Strong and Courageous #10. “Our sufficiency is from God.”

Strong and Courageous #10. “Our sufficiency is from God.”

Christians thrive in the knowledge that they are destined for a home with God. They are God’s workmanship, who while they wait, are instruments in His hands.

Along with all creation believers live and breathe and have their being as God ordains. It is because life and creation are not of themselves that they give glory and thanks to God.

However, countless millions of people, though seeing what believers see, refuse to acknowledge that it is of God, and convince themselves that their soul’s destiny is in their own hands.

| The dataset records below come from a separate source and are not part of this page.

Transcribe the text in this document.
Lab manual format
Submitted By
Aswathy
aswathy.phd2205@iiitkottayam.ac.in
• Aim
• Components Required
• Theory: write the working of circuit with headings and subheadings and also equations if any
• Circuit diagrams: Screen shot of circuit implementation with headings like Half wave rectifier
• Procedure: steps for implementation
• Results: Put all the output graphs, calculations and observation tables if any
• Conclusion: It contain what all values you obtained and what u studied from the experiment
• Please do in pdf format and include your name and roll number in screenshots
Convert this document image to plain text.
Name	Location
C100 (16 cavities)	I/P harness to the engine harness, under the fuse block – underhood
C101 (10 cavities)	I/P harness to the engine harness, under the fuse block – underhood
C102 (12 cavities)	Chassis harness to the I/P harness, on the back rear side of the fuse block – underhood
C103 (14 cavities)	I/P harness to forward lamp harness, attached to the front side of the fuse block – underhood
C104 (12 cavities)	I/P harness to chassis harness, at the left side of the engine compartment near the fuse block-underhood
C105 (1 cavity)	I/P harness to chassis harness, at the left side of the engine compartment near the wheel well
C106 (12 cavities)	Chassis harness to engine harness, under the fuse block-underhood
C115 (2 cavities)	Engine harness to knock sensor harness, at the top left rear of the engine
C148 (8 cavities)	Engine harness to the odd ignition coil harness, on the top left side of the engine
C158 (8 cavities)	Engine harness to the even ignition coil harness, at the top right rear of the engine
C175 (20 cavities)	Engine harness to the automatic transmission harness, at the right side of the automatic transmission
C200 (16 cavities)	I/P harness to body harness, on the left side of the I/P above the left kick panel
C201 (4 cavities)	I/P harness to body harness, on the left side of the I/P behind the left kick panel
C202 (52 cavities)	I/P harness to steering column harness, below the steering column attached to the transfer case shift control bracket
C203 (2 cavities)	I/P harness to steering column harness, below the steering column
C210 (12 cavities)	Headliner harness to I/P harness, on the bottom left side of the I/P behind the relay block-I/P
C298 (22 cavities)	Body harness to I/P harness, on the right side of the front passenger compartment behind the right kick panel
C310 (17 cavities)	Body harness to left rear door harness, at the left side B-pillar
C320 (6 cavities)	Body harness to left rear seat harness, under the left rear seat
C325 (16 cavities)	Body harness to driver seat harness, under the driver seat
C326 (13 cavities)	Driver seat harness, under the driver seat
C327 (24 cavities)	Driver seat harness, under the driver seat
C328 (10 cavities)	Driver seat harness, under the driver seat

It is only those who are born of the water and the Spirit who will spend eternity with God. The repentant sinner is “baptised into Christ” (Romans 6:3), “and in Christ you have been brought to fullness” (Colossians 2:10).

The Divine Christ, who “is the head over every power and authority” (Colossians 2:10), has no needs that require external input; He is all-sufficient.

It is man’s way to look to his own competence. He glories in his abilities to amass wealth and the attention of others. But all the while he ignores the emptiness of his soul.

The quest to prove eternal self-sufficiency has led kings, emperors, and pharaohs to pack their tombs with treasures for the next world. Treasures that testify to their own inability to bring fulfilment on that side or this.

The apostle Paul saw fulfilment in Christ alone. Even in his ministry he did not count anything as having come from himself. He saw himself as yet another earthen vessel “showing that this all-surpassing power is from God and not from us” (2 Corinthians 4:7).

Paul told the Corinthian brethren, who along with all the churches that he and the other evangelists had planted, that everything was of God, not of them:

“Not that we are sufficient in ourselves to claim anything as coming from us, but our sufficiency is from God” (2 Corinthians 3:5).

It was because of this that they were Strong and Courageous.